[Rt-devel] RT CSS Overhaul (ATTENTION W3M AND IE USERS)]
Jesse Vincent
jesse at bestpractical.com
Sat Oct 9 09:48:54 EDT 2004
On Fri, Oct 08, 2004 at 10:56:56PM -0700, Steve Traugott wrote:
> Hi Jesse,
>
> I just checked out what's currently running on rt3.fsck.com as of this
> moment, and I really like it. In both w3m and Firefox, I no longer have
> to scroll sideways to see the home page or most of Jumbo. (This is w3m
> in an 80-column xterm, and Firefox in a 1024x768 window but with tabs
> down the side, which cuts it to about 900 wide.)
So, I think that's fixable without the extensive hackery in that version
of the app. (I'll note also that it's _wider_ than RT 3.2 on some
browsers :/
>
> interface except when I absolutely have to. This will be a problem with
> other users -- I've hacked at REST to get it to do what I want; other
> people won't be able to do that. (I've fixed some REST date-field bugs
> and added an XML full-ticket-and-history dump template; I owe you code.)
I'd like the date fixes as soon as you can manage.
For XML, I'd love to hear what you think of the RT::Atom addon, which
gets you much more comprehensive XML support.
>
> Compared to 3.2-RELEASE, what you have up there right now is a *much*
> better layout -- the font size mix is much prettier, the lack of
> horizontal scrolling is enough to make the difference between me wanting
> to use the web interface at all or not. One major way I can see to make
> it better would be to get rid of the horizontally stacked boxes; people
> are used to vertical scrolling in all browsers; horizontal is just
> strange.
I'm glad you like the new stuff. It's the direction we're headed in. But
RT 3.4 is a couple bug fixes away from a beta release and I'm not
prepared to destabilize it as much as a major UI overhaul.
>
> My own vote would be to prioritize ease-of-use on common browsers.

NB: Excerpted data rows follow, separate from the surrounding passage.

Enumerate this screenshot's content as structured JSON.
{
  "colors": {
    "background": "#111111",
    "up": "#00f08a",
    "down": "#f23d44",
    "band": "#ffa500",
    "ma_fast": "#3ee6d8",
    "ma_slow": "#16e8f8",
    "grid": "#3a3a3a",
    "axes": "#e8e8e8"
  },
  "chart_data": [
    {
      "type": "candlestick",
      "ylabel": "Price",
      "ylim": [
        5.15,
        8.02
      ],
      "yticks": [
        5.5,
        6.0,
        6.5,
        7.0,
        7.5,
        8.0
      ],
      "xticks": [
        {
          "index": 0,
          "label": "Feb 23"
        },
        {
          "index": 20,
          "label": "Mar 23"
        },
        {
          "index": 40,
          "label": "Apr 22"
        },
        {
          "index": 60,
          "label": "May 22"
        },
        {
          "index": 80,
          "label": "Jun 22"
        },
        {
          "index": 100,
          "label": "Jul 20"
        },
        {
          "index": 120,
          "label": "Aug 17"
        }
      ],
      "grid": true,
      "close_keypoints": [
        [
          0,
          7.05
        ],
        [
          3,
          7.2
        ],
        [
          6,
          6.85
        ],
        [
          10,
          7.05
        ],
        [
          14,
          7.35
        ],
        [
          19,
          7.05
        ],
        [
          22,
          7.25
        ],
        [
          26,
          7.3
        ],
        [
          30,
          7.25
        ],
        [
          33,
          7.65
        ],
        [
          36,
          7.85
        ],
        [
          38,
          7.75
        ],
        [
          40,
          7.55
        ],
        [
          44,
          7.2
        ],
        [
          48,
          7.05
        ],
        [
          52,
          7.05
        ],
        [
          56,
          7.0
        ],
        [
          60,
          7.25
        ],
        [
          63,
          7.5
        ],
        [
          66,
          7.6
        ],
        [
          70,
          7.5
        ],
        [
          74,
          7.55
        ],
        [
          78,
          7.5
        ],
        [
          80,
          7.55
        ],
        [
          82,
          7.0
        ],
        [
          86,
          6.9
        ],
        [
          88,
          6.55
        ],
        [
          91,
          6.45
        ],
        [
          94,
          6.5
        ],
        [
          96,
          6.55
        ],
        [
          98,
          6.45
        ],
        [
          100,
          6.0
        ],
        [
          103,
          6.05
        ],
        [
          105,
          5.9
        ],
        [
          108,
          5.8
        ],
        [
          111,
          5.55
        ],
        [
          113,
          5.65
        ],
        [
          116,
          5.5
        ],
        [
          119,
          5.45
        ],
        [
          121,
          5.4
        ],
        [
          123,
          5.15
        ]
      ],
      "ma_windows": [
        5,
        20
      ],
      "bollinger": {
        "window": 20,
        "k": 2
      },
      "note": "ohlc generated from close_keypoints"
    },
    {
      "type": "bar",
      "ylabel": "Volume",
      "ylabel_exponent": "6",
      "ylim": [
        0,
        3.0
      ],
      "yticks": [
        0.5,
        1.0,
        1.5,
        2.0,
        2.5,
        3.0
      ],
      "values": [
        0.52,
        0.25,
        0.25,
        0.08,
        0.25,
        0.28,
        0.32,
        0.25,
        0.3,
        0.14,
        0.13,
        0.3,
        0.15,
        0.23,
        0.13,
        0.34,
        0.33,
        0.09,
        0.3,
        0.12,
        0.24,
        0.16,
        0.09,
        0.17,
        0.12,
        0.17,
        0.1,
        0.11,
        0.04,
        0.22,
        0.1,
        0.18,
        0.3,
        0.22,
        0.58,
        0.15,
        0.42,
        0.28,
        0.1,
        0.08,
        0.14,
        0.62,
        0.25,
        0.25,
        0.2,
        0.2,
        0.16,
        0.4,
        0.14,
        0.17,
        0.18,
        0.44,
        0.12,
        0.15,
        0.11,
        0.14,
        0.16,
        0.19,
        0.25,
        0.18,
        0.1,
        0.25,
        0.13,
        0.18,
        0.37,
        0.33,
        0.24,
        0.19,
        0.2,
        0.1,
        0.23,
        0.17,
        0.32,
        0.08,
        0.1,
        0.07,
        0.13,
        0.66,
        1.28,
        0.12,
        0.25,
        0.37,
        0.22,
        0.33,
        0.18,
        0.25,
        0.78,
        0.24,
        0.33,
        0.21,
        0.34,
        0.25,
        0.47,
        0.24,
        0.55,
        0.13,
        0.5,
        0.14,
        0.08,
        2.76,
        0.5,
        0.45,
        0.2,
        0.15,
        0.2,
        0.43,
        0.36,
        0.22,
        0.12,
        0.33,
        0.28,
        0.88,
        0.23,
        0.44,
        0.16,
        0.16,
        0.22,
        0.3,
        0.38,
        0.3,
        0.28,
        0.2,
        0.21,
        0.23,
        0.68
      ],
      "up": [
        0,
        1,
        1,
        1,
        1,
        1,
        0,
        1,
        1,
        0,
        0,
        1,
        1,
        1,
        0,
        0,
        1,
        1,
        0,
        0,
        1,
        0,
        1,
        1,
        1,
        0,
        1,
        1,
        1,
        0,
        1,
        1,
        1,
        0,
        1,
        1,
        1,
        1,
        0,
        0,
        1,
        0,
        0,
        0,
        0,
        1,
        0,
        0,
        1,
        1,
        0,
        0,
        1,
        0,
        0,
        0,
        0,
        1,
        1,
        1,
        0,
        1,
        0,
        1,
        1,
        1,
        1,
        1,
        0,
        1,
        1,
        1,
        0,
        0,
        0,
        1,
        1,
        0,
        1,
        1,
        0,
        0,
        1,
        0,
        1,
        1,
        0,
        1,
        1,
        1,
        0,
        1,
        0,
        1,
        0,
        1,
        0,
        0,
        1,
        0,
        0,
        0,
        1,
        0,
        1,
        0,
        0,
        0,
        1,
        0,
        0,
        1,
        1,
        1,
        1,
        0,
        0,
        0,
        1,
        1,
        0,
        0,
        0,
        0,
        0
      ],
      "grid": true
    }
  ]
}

Well, the priority is being _functional_ in just about everything. and
that includes on my phone. After that, pretty and easy on common
browsers. And I can tell you that the current "CSS Preview" is _not_
pretty on modern IE, which is pretty damn common among RT's userbase.
> Follow Google's lead; simple, clean, minimal is the best way to get to
> portable. CSS is anything but that.
CSS is all about being minimal and portable in your markup.
Tables and inline styling make portability much, much harder.